Preventing and detecting evil twin attacks
Defending against evil twin attacks involves several precautions:
- Use encrypted networks: Encrypted networks like WPA2 prevent data interception even if connected to an evil twin.
- VPN usage: Using a VPN provides encryption to protect data on public networks.
- Access point monitoring: Actively monitor for unauthorized access points impersonating your networks.
- User education: Train users to manually validate networks and be aware of evil twin risks.
- Certificate pinning: Pin trusted SSL certificates in applications to detect fake evil twin login pages.
- Network segmentation: Isolate guest networks from production networks.
Additionally, enterprise wireless intrusion prevention systems can automatically detect fake access points. Portable detection tools can also help identify evil twins in public areas.
Here are some signs that may indicate the presence of an evil twin network:
- Multiple networks with the same SSID
- Unknown access point MAC addresses
- SSID impersonating known public networks
- Unable to access internet or resources after connecting
- SSL errors and certificate warnings in browser
Investigating suspicious networks and verifying legitimate access points helps protect against evil twin attacks.
Conclusion
Evil twin attacks are a dangerous threat to public wi-fi security, as attackers can easily monitor and manipulate traffic on fake networks.

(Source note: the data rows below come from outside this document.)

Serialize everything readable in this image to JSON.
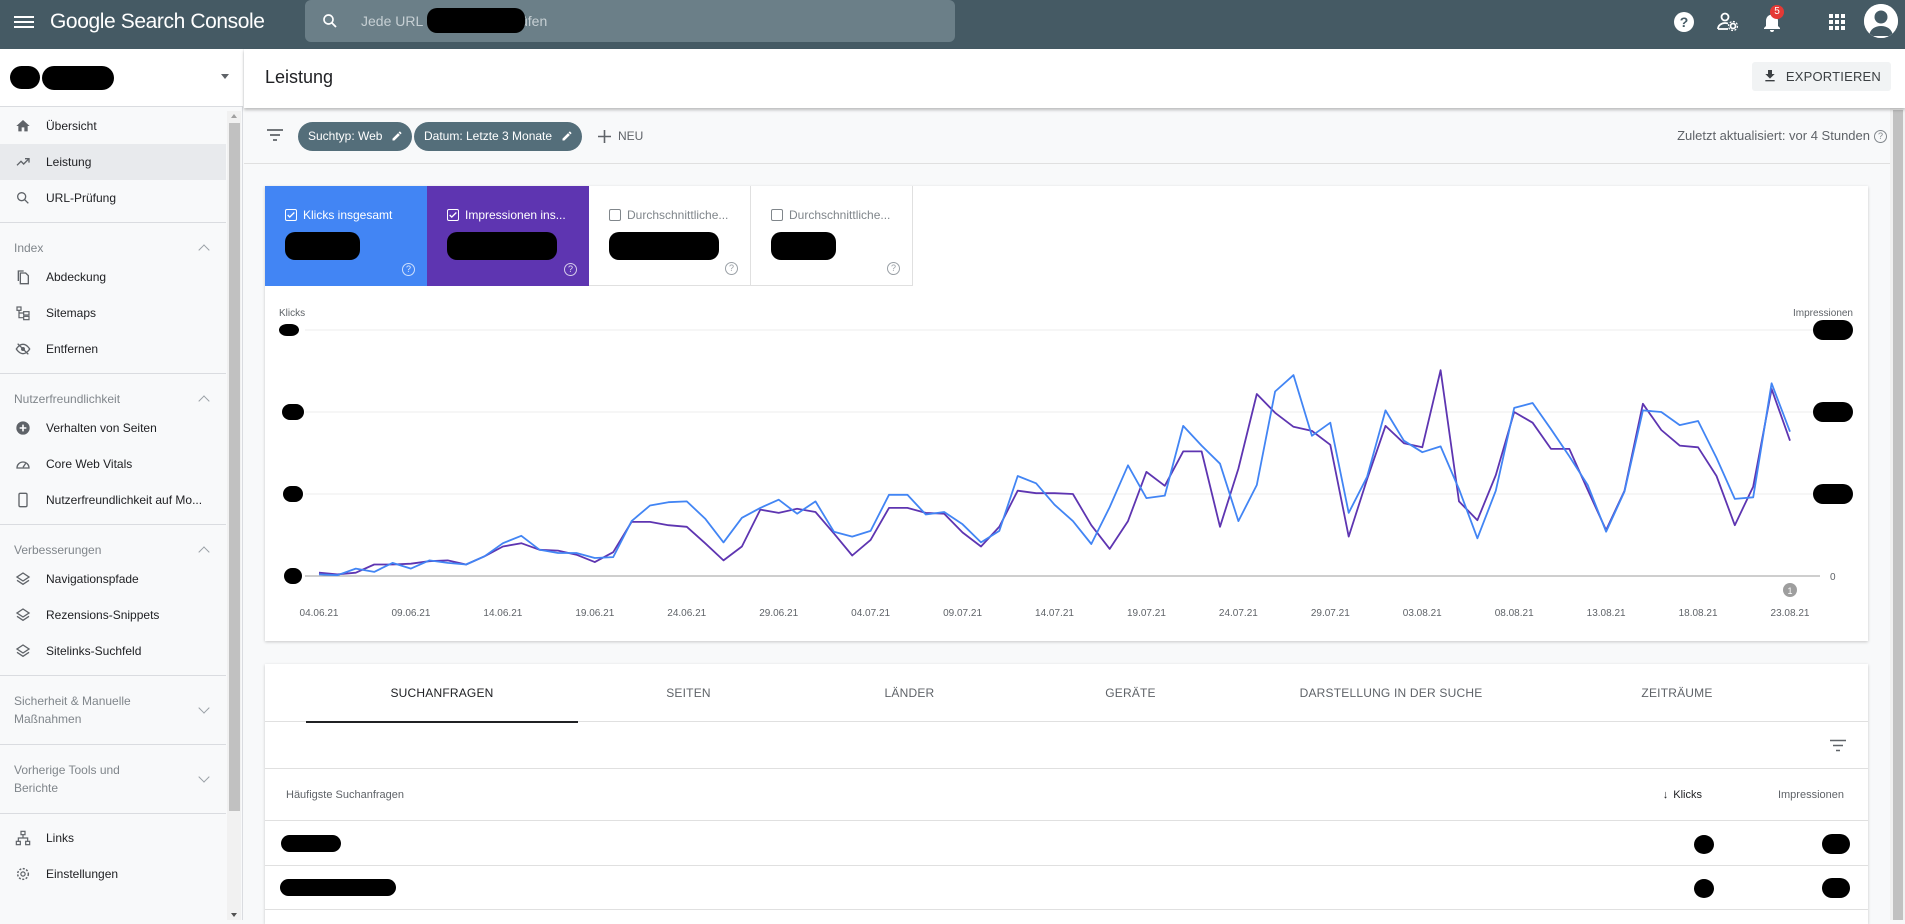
{
  "topbar": {
    "app_title": "Google Search Console",
    "search_placeholder": "Jede URL in [redacted] prüfen",
    "search_placeholder_prefix": "Jede URL in",
    "search_placeholder_suffix": "prüfen",
    "notification_count": "5",
    "icons": [
      "menu-icon",
      "search-icon",
      "help-icon",
      "user-settings-icon",
      "bell-icon",
      "apps-grid-icon",
      "account-avatar-icon"
    ]
  },
  "sidebar": {
    "property_redacted": true,
    "items_top": [
      {
        "label": "Übersicht",
        "icon": "home-icon"
      },
      {
        "label": "Leistung",
        "icon": "trending-up-icon",
        "active": true
      },
      {
        "label": "URL-Prüfung",
        "icon": "search-icon"
      }
    ],
    "sections": [
      {
        "title": "Index",
        "expanded": true,
        "items": [
          {
            "label": "Abdeckung",
            "icon": "copy-pages-icon"
          },
          {
            "label": "Sitemaps",
            "icon": "sitemap-icon"
          },
          {
            "label": "Entfernen",
            "icon": "visibility-off-icon"
          }
        ]
      },
      {
        "title": "Nutzerfreundlichkeit",
        "expanded": true,
        "items": [
          {
            "label": "Verhalten von Seiten",
            "icon": "add-circle-icon"
          },
          {
            "label": "Core Web Vitals",
            "icon": "speedometer-icon"
          },
          {
            "label": "Nutzerfreundlichkeit auf Mo...",
            "icon": "smartphone-icon"
          }
        ]
      },
      {
        "title": "Verbesserungen",
        "expanded": true,
        "items": [
          {
            "label": "Navigationspfade",
            "icon": "layers-icon"
          },
          {
            "label": "Rezensions-Snippets",
            "icon": "layers-icon"
          },
          {
            "label": "Sitelinks-Suchfeld",
            "icon": "layers-icon"
          }
        ]
      },
      {
        "title_line1": "Sicherheit & Manuelle",
        "title_line2": "Maßnahmen",
        "expanded": false
      },
      {
        "title_line1": "Vorherige Tools und",
        "title_line2": "Berichte",
        "expanded": false
      }
    ],
    "items_bottom": [
      {
        "label": "Links",
        "icon": "network-icon"
      },
      {
        "label": "Einstellungen",
        "icon": "gear-icon"
      }
    ]
  },
  "header": {
    "title": "Leistung",
    "export_label": "EXPORTIEREN"
  },
  "filters": {
    "chips": [
      "Suchtyp: Web",
      "Datum: Letzte 3 Monate"
    ],
    "new_label": "NEU",
    "updated_text": "Zuletzt aktualisiert: vor 4 Stunden"
  },
  "metrics": [
    {
      "label": "Klicks insgesamt",
      "checked": true,
      "color": "#4285f4",
      "value_redacted": true
    },
    {
      "label": "Impressionen ins...",
      "checked": true,
      "color": "#5e35b1",
      "value_redacted": true
    },
    {
      "label": "Durchschnittliche...",
      "checked": false,
      "value_redacted": true
    },
    {
      "label": "Durchschnittliche...",
      "checked": false,
      "value_redacted": true
    }
  ],
  "chart_data": {
    "type": "line",
    "left_axis_label": "Klicks",
    "right_axis_label": "Impressionen",
    "y_tick_labels_redacted": true,
    "y_units": "relative gridline units (0 = baseline, 3 = top gridline); actual tick values redacted",
    "ylim": [
      0,
      3
    ],
    "right_zero_label": "0",
    "grid": true,
    "annotation": "1",
    "annotation_date": "23.08.21",
    "x_tick_labels": [
      "04.06.21",
      "09.06.21",
      "14.06.21",
      "19.06.21",
      "24.06.21",
      "29.06.21",
      "04.07.21",
      "09.07.21",
      "14.07.21",
      "19.07.21",
      "24.07.21",
      "29.07.21",
      "03.08.21",
      "08.08.21",
      "13.08.21",
      "18.08.21",
      "23.08.21"
    ],
    "x_start": "04.06.21",
    "x_end": "24.08.21",
    "series": [
      {
        "name": "Klicks",
        "color": "#4285f4",
        "values": [
          0.02,
          0.01,
          0.09,
          0.05,
          0.16,
          0.09,
          0.19,
          0.16,
          0.14,
          0.24,
          0.4,
          0.49,
          0.32,
          0.28,
          0.28,
          0.22,
          0.23,
          0.67,
          0.86,
          0.9,
          0.91,
          0.7,
          0.41,
          0.71,
          0.83,
          0.93,
          0.76,
          0.91,
          0.54,
          0.48,
          0.55,
          0.99,
          0.99,
          0.75,
          0.78,
          0.63,
          0.41,
          0.55,
          1.22,
          1.13,
          0.87,
          0.67,
          0.39,
          0.84,
          1.35,
          0.95,
          0.98,
          1.83,
          1.59,
          1.37,
          0.67,
          1.11,
          2.25,
          2.45,
          1.71,
          1.87,
          0.77,
          1.21,
          2.02,
          1.65,
          1.51,
          1.58,
          1.06,
          0.46,
          1.04,
          2.05,
          2.11,
          1.79,
          1.46,
          1.11,
          0.54,
          1.03,
          2.02,
          2.0,
          1.84,
          1.89,
          1.44,
          0.94,
          0.96,
          2.35,
          1.76
        ]
      },
      {
        "name": "Impressionen",
        "color": "#5e35b1",
        "values": [
          0.04,
          0.02,
          0.04,
          0.14,
          0.14,
          0.15,
          0.18,
          0.19,
          0.14,
          0.24,
          0.36,
          0.4,
          0.32,
          0.31,
          0.26,
          0.17,
          0.29,
          0.66,
          0.66,
          0.62,
          0.6,
          0.4,
          0.19,
          0.36,
          0.81,
          0.77,
          0.82,
          0.78,
          0.52,
          0.25,
          0.44,
          0.83,
          0.83,
          0.77,
          0.76,
          0.53,
          0.36,
          0.6,
          1.04,
          1.01,
          1.01,
          1.0,
          0.62,
          0.33,
          0.67,
          1.27,
          1.1,
          1.52,
          1.52,
          0.6,
          1.31,
          2.22,
          1.99,
          1.82,
          1.77,
          1.6,
          0.48,
          1.18,
          1.83,
          1.62,
          1.57,
          2.51,
          0.91,
          0.68,
          1.23,
          2.0,
          1.87,
          1.55,
          1.55,
          1.05,
          0.56,
          1.04,
          2.1,
          1.78,
          1.59,
          1.57,
          1.22,
          0.62,
          1.09,
          2.28,
          1.65
        ]
      }
    ]
  },
  "table": {
    "tabs": [
      "SUCHANFRAGEN",
      "SEITEN",
      "LÄNDER",
      "GERÄTE",
      "DARSTELLUNG IN DER SUCHE",
      "ZEITRÄUME"
    ],
    "active_tab": 0,
    "columns": [
      "Häufigste Suchanfragen",
      "Klicks",
      "Impressionen"
    ],
    "sort_column": "Klicks",
    "sort_direction": "desc",
    "rows": [
      {
        "query_redacted": true,
        "klicks_redacted": true,
        "impressionen_redacted": true
      },
      {
        "query_redacted": true,
        "klicks_redacted": true,
        "impressionen_redacted": true
      }
    ]
  }
}
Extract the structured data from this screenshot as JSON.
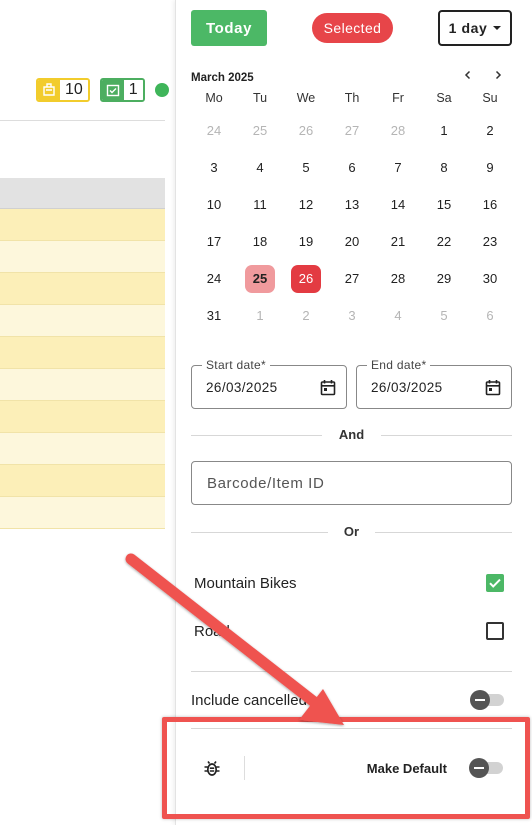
{
  "badges": [
    {
      "icon": "box-icon",
      "count": "10",
      "color": "#f2cc2c"
    },
    {
      "icon": "calendar-check-icon",
      "count": "1",
      "color": "#4cae60"
    }
  ],
  "top_bar": {
    "today_label": "Today",
    "selected_label": "Selected",
    "range_label": "1 day"
  },
  "calendar": {
    "month_title": "March 2025",
    "days_of_week": [
      "Mo",
      "Tu",
      "We",
      "Th",
      "Fr",
      "Sa",
      "Su"
    ],
    "weeks": [
      [
        {
          "d": "24",
          "o": true
        },
        {
          "d": "25",
          "o": true
        },
        {
          "d": "26",
          "o": true
        },
        {
          "d": "27",
          "o": true
        },
        {
          "d": "28",
          "o": true
        },
        {
          "d": "1"
        },
        {
          "d": "2"
        }
      ],
      [
        {
          "d": "3"
        },
        {
          "d": "4"
        },
        {
          "d": "5"
        },
        {
          "d": "6"
        },
        {
          "d": "7"
        },
        {
          "d": "8"
        },
        {
          "d": "9"
        }
      ],
      [
        {
          "d": "10"
        },
        {
          "d": "11"
        },
        {
          "d": "12"
        },
        {
          "d": "13"
        },
        {
          "d": "14"
        },
        {
          "d": "15"
        },
        {
          "d": "16"
        }
      ],
      [
        {
          "d": "17"
        },
        {
          "d": "18"
        },
        {
          "d": "19"
        },
        {
          "d": "20"
        },
        {
          "d": "21"
        },
        {
          "d": "22"
        },
        {
          "d": "23"
        }
      ],
      [
        {
          "d": "24"
        },
        {
          "d": "25",
          "s": "start"
        },
        {
          "d": "26",
          "s": "end"
        },
        {
          "d": "27"
        },
        {
          "d": "28"
        },
        {
          "d": "29"
        },
        {
          "d": "30"
        }
      ],
      [
        {
          "d": "31"
        },
        {
          "d": "1",
          "o": true
        },
        {
          "d": "2",
          "o": true
        },
        {
          "d": "3",
          "o": true
        },
        {
          "d": "4",
          "o": true
        },
        {
          "d": "5",
          "o": true
        },
        {
          "d": "6",
          "o": true
        }
      ]
    ],
    "range_start_color": "#f09a9d",
    "range_end_color": "#e33b42"
  },
  "start_date": {
    "label": "Start date*",
    "value": "26/03/2025"
  },
  "end_date": {
    "label": "End date*",
    "value": "26/03/2025"
  },
  "and_label": "And",
  "barcode": {
    "placeholder": "Barcode/Item ID",
    "value": ""
  },
  "or_label": "Or",
  "categories": [
    {
      "label": "Mountain Bikes",
      "checked": true
    },
    {
      "label": "Road",
      "checked": false
    }
  ],
  "include_cancelled": {
    "label": "Include cancelled",
    "on": false
  },
  "footer": {
    "bug_icon": "bug-icon",
    "make_default_label": "Make Default",
    "make_default_on": false
  },
  "annotation_color": "#ef5350"
}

Users should avoid transmitting sensitive data on public hotspots when possible. Organizations should take steps to encrypt networks, validate access points, and educate personnel to minimize the chance of successful evil twin attacks.
Implementing robust wireless security and promoting awareness are the best ways to combat evil twin risks in the modern connectivity landscape. Being vigilant about suspicious networks and using technologies like VPNs and network monitoring can also help users and organizations stay protected against fake access points. With proper precautions, the threat of evil twins can be safely managed.